VaR at confidence level α (commonly 95% or 99%) is the threshold loss such that the probability of a worse loss equals 1 − α. CVaR is the conditional expectation of the loss given that the loss exceeds VaR.

VaR_α(L) = inf { ℓ ∈ ℝ : P(L > ℓ) ≤ 1 − α }
CVaR_α(L) = E[ L | L ≥ VaR_α(L) ]

In practice, with a vector of historical returns r of length N, the 95% historical VaR is the negative of the 5th percentile of r, and the 95% historical CVaR is the negative of the mean of all returns at or below that 5th percentile. Parametric variants assume a distribution (typically Gaussian or Student-t) and compute the quantile analytically. Monte Carlo variants simulate paths from a fitted process.

VaR_95 ≈ −quantile(r, 0.05) CVaR_95 ≈ −mean(r[r ≤ quantile(r, 0.05)])

Interpretation

VaR is reported as a positive loss number over a defined horizon. A daily 95% VaR of 1.8% means that on 5% of days — roughly one trading day in twenty — the strategy is expected to lose more than 1.8%. The corresponding CVaR is always larger: it might be 2.7%, meaning the average loss on those bad days is 2.7%.

Typical ranges for daily returns of a moderately leveraged systematic strategy: 95% VaR between 1% and 3%, 99% VaR between 2% and 6%. CVaR/VaR ratios usually fall between 1.3 and 1.8 for near-Gaussian return profiles; ratios above 2.0 indicate heavy tails and warrant scrutiny. Strategies selling optionality (short volatility, mean reversion in trending regimes, carry trades) systematically produce CVaR/VaR ratios above 2.

CVaR is a coherent risk measure; VaR is not. CVaR satisfies subadditivity, meaning the CVaR of a portfolio cannot exceed the sum of the CVaRs of its components. This makes CVaR the preferred metric for portfolio-level risk budgeting and convex optimization.

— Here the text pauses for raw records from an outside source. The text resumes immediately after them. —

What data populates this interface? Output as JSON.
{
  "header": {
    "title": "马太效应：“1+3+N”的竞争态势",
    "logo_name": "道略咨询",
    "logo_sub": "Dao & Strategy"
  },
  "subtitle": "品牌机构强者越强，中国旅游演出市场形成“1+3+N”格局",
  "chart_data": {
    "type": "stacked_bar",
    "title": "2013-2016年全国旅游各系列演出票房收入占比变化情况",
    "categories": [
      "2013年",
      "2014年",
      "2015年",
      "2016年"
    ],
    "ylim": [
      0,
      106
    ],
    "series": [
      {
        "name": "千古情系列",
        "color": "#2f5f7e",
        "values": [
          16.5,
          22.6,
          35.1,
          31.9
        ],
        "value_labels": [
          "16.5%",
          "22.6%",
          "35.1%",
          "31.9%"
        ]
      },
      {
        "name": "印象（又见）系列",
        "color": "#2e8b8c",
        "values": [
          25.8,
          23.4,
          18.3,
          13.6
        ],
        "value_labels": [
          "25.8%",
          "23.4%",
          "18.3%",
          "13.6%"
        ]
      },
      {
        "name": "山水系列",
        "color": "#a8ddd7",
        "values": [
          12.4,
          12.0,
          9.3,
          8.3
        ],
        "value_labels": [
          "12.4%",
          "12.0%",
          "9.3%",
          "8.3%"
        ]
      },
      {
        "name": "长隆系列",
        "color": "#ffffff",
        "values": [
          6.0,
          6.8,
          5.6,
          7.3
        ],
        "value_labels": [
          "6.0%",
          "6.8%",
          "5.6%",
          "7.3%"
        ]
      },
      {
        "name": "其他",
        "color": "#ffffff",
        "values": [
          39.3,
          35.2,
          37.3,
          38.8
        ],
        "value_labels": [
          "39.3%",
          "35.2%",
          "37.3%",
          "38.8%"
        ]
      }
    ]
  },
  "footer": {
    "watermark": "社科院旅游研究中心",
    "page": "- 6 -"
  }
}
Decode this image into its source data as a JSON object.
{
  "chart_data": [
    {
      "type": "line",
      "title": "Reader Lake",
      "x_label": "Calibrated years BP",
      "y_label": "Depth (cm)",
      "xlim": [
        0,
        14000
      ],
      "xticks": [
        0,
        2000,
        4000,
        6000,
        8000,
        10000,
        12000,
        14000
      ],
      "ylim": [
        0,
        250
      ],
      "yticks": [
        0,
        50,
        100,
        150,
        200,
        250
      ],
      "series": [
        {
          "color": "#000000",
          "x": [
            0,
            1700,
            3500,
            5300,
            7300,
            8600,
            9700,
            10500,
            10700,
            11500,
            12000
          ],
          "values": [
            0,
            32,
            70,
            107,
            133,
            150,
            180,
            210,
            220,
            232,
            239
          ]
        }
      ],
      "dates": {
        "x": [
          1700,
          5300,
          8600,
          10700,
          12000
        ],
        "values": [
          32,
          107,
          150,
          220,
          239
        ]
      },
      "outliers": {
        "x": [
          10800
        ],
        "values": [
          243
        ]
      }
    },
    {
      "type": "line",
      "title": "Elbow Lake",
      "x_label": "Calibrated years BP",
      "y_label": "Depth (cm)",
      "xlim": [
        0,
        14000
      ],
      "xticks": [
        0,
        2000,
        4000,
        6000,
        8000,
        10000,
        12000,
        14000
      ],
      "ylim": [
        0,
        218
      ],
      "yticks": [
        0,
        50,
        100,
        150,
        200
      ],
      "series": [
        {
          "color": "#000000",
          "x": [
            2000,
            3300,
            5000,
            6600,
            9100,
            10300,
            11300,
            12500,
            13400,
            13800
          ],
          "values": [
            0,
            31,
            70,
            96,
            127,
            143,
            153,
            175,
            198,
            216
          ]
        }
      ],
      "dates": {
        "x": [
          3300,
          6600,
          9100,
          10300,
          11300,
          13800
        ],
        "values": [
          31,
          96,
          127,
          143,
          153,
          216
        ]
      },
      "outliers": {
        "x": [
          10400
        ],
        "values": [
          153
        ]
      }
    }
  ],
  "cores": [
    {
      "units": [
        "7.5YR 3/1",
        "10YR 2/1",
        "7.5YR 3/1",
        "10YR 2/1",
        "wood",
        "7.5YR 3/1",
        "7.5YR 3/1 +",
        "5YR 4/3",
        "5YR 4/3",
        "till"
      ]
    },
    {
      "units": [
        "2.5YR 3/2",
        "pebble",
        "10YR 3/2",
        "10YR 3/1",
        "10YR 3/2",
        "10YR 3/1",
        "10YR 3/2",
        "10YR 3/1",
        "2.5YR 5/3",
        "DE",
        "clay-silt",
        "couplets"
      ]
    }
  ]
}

What These Metrics Do Not Capture

Neither VaR nor CVaR says anything about losses that unfold over multiple periods. A strategy with a benign daily 99% VaR can still drawdown 40% over six months through a sequence of moderate losses none of which individually breach the threshold. Drawdown metrics — maximum drawdown, time underwater, Ulcer Index — address this dimension separately.

Historical VaR is bounded by the worst observation in the sample. If the backtest contains no 2008 or 2020-style event, the historical 99% VaR underestimates the true tail. Parametric Gaussian VaR underestimates it even further because financial returns exhibit excess kurtosis. CVaR partially mitigates this by averaging the tail, but only over the tail that was actually observed.

VaR is not a worst-case loss. A strategy with daily 99% VaR of 3% will, by construction, lose more than 3% on about 2-3 days per year. The 99.9% quantile and beyond — the regime that breaks accounts — is precisely where VaR is least informative.

Both metrics also assume the return-generating process is stationary across the lookback window. Regime shifts (volatility expansion, correlation breakdown, structural changes in liquidity) invalidate the empirical distribution. Rolling estimation and stress-testing against synthetic shocks are necessary complements.

In Kestrel Signal

Kestrel Signal reports historical VaR and CVaR at the 95% and 99% confidence levels on both daily and weekly return series for every backtest. The CVaR/VaR ratio is surfaced explicitly so heavy-tailed strategies are flagged before capital sizing. Rolling 252-day windows are plotted alongside the full-sample estimates so non-stationarity in tail behavior is visible rather than buried in a single aggregate number.